Thursday, April 08, 2010

Baby boom narrative flawed

If you examine this chart of US birthrates created by Calculated Risk based on data from the US NCHS, you should notice that there was a spike in the rate during the WWII years; it goes up between 1939 and 1943, then drops again briefly before beginning the surge frequently referred to as the “baby boom”. A lot of press and marketing have been generated hyping the “baby boom”. This data calls into question the whole “Boomer” narrative…given that the surge in births started 10 years before the approximate start of the “baby boom”.


Anonymous said...

Thanks for posting this chart. If there really was a surge in births, it was very short - pretty much just in 1946 and 1947, attributable no doubt to returning soldiers. Otherwise the Baby Boom was just a continuation of a trend that had started years earlier. And not a steady continuation either; I'll bet most people don't realize that births stayed steady or even declined from 1948 until 1952.


Christopher said...

The dating of historical periods is rarely ever accurate. Likely, the baby boomer generation is dated to when the term 'baby boom' entered the public conscious rather than when the trend actually started.

Phil said...

Try applying some smoothing to the graph, to get clear long-term trends. What's the result of a 5-year moving average? 10-year? etc?

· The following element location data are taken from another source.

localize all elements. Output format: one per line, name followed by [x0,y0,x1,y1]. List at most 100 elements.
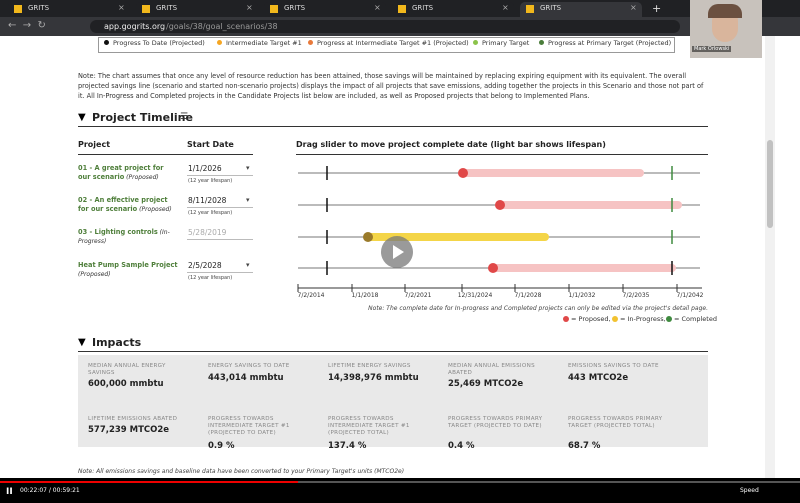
tab-title: GRITS [284,4,306,12]
axis-label: 1/1/2018 [351,292,379,299]
status-label: = Proposed, [571,315,611,323]
metric-value: 68.7 % [568,441,601,451]
progress-track[interactable] [0,481,800,483]
speed-label[interactable]: Speed [740,487,759,494]
column-header: Start Date [187,140,234,149]
date-dropdown-arrow[interactable]: ▾ [246,164,250,172]
pause-button[interactable]: II [6,487,13,497]
start-date[interactable]: 2/5/2028 [188,261,222,270]
header-rule [296,154,708,155]
project-name[interactable]: Heat Pump Sample Project [78,261,178,269]
tab-title: GRITS [156,4,178,12]
date-underline [187,272,253,273]
tab-close[interactable]: × [118,3,125,12]
date-dropdown-arrow[interactable]: ▾ [246,261,250,269]
legend-marker [308,40,313,45]
project-status: (In-Progress) [78,229,170,245]
start-date[interactable]: 8/11/2028 [188,196,227,205]
metric-value: 0.4 % [448,441,475,451]
lifespan: (12 year lifespan) [188,275,233,281]
metric-label: PROGRESS TOWARDS PRIMARY TARGET (PROJECT… [568,416,663,429]
metric-value: 0.9 % [208,441,235,451]
date-dropdown-arrow[interactable]: ▾ [246,196,250,204]
player-time: 00:22:07 / 00:59:21 [20,487,80,494]
tab-icon [142,5,150,13]
legend-marker [104,40,109,45]
impacts-note: Note: All emissions savings and baseline… [78,468,405,475]
date-underline [187,239,253,240]
scrollbar [765,36,775,480]
video-play-overlay[interactable] [381,236,413,268]
project-status: (Proposed) [137,206,172,213]
status-dot [612,316,618,322]
tab-close[interactable]: × [502,3,509,12]
scrollbar-thumb[interactable] [767,140,773,228]
legend-box [98,37,675,53]
timeline-canvas [297,166,702,292]
tab-close[interactable]: × [374,3,381,12]
legend-label: Intermediate Target #1 [226,39,302,47]
tab[interactable] [136,2,258,17]
tab-icon [526,5,534,13]
project-name[interactable]: 02 - An effective project for our scenar… [78,196,168,213]
section-title: Impacts [92,336,142,349]
metric-value: 14,398,976 mmbtu [328,373,419,383]
axis-label: 12/31/2024 [457,292,493,299]
metric-label: PROGRESS TOWARDS INTERMEDIATE TARGET #1 … [208,416,290,436]
metric-value: 577,239 MTCO2e [88,425,170,435]
timeline-footnote: Note: The complete date for In-progress … [368,305,708,312]
axis-label: 7/2/2035 [622,292,650,299]
column-header: Project [78,140,111,149]
tab-close[interactable]: × [630,3,637,12]
metric-value: 443 MTCO2e [568,373,629,383]
start-date: 5/28/2019 [188,228,227,237]
metric-value: 600,000 mmbtu [88,379,164,389]
url-host: app.gogrits.org [104,22,166,31]
project-cell: Heat Pump Sample Project (Proposed) [78,261,178,279]
filter-icon[interactable]: ☰ [180,112,189,122]
metric-value: 443,014 mmbtu [208,373,284,383]
metric-value: 137.4 % [328,441,367,451]
axis-label: 1/1/2032 [568,292,596,299]
tab[interactable] [392,2,514,17]
date-underline [187,175,253,176]
slider-handle[interactable] [458,168,468,178]
slider-handle[interactable] [495,200,505,210]
play-icon [393,245,404,259]
date-underline [187,207,253,208]
new-tab-button[interactable]: + [652,2,662,15]
url-path: /goals/38/goal_scenarios/38 [166,22,278,31]
url-field[interactable] [90,20,680,33]
tab[interactable] [264,2,386,17]
section-arrow: ▼ [78,112,86,123]
project-name[interactable]: 01 - A great project for our scenario [78,164,164,181]
tab[interactable] [520,2,642,17]
tab-close[interactable]: × [246,3,253,12]
legend-marker [473,40,478,45]
lifespan: (12 year lifespan) [188,178,233,184]
section-title: Project Timeline [92,111,193,124]
lifespan: (12 year lifespan) [188,210,233,216]
section-arrow: ▼ [78,337,86,348]
metric-label: LIFETIME EMISSIONS ABATED [88,416,178,422]
tab-icon [270,5,278,13]
tab-title: GRITS [540,4,562,12]
slider-handle[interactable] [488,263,498,273]
metric-label: MEDIAN ANNUAL ENERGY SAVINGS [88,363,166,376]
metric-label: ENERGY SAVINGS TO DATE [208,363,290,369]
nav-buttons[interactable]: ← → ↻ [8,20,46,31]
axis-label: 7/2/2014 [297,292,325,299]
tab-icon [14,5,22,13]
project-name[interactable]: 03 - Lighting controls [78,228,158,236]
legend-label: Progress To Date (Projected) [113,39,205,47]
legend-label: Primary Target [482,39,530,47]
slider-handle[interactable] [363,232,373,242]
tab-icon [398,5,406,13]
metric-label: MEDIAN ANNUAL EMISSIONS ABATED [448,363,535,376]
webcam-name: Mark Orlowski [692,46,732,52]
metric-label: LIFETIME ENERGY SAVINGS [328,363,411,369]
start-date[interactable]: 1/1/2026 [188,164,222,173]
legend-label: Progress at Intermediate Target #1 (Proj… [317,39,469,47]
tab[interactable] [8,2,130,17]
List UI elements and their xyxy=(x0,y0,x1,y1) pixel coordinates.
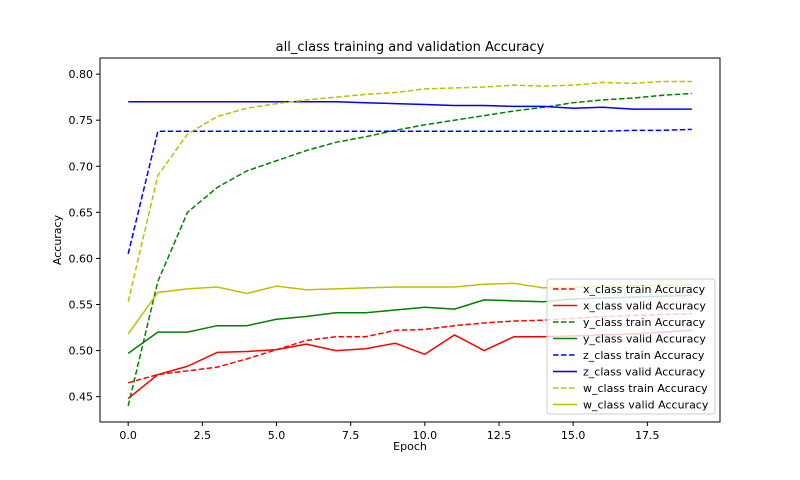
x-tick-label: 10.0 xyxy=(413,429,438,442)
series-line-y-class-train-accuracy xyxy=(127,92,692,407)
x-tick-label: 7.5 xyxy=(342,429,360,442)
series-line-w-class-train-accuracy xyxy=(127,80,692,302)
legend: x_class train Accuracy x_class valid Accu… xyxy=(546,278,716,415)
y-axis: 0.45 0.50 0.55 0.60 0.65 0.70 0.75 0.80 xyxy=(69,68,100,404)
y-tick-label: 0.45 xyxy=(69,391,94,404)
series-line-z-class-valid-accuracy xyxy=(128,101,692,110)
x-tick-label: 17.5 xyxy=(635,429,660,442)
chart-title: all_class training and validation Accura… xyxy=(276,40,545,55)
legend-label: x_class train Accuracy xyxy=(583,283,706,296)
legend-label: y_class valid Accuracy xyxy=(583,333,706,346)
legend-label: z_class valid Accuracy xyxy=(583,366,706,379)
x-tick-label: 12.5 xyxy=(487,429,512,442)
y-tick-label: 0.50 xyxy=(69,345,94,358)
y-tick-label: 0.70 xyxy=(69,160,94,173)
x-tick-label: 5.0 xyxy=(268,429,286,442)
x-axis-title: Epoch xyxy=(393,440,427,453)
y-tick-label: 0.55 xyxy=(69,299,94,312)
y-axis-title: Accuracy xyxy=(51,214,64,265)
plot-frame xyxy=(99,57,721,423)
x-axis: 0.0 2.5 5.0 7.5 10.0 12.5 15.0 17.5 xyxy=(119,422,660,442)
y-tick-label: 0.75 xyxy=(69,114,94,127)
legend-label: w_class valid Accuracy xyxy=(583,399,709,412)
y-tick-label: 0.65 xyxy=(69,206,94,219)
legend-label: x_class valid Accuracy xyxy=(583,300,706,313)
legend-label: z_class train Accuracy xyxy=(583,349,705,362)
y-tick-label: 0.80 xyxy=(69,68,94,81)
series-line-z-class-train-accuracy xyxy=(127,128,692,254)
y-tick-label: 0.60 xyxy=(69,252,94,265)
x-tick-label: 2.5 xyxy=(194,429,212,442)
legend-box xyxy=(546,278,716,415)
x-tick-label: 15.0 xyxy=(561,429,586,442)
x-tick-label: 0.0 xyxy=(119,429,137,442)
legend-label: w_class train Accuracy xyxy=(583,382,708,395)
legend-label: y_class train Accuracy xyxy=(583,316,706,329)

Counting every dip and spike in the graph is not good statistical analysis.

Scott said...

Christopher, you are correct in that identifying distinct pivotal dates in history is an exercise in assumptions and opinions. This is certainly relevant to the concept of the US "baby boom". The chart I posted made me rethink my assumptions about this subject; I think now that I will look at discussions of the "baby boom" differently.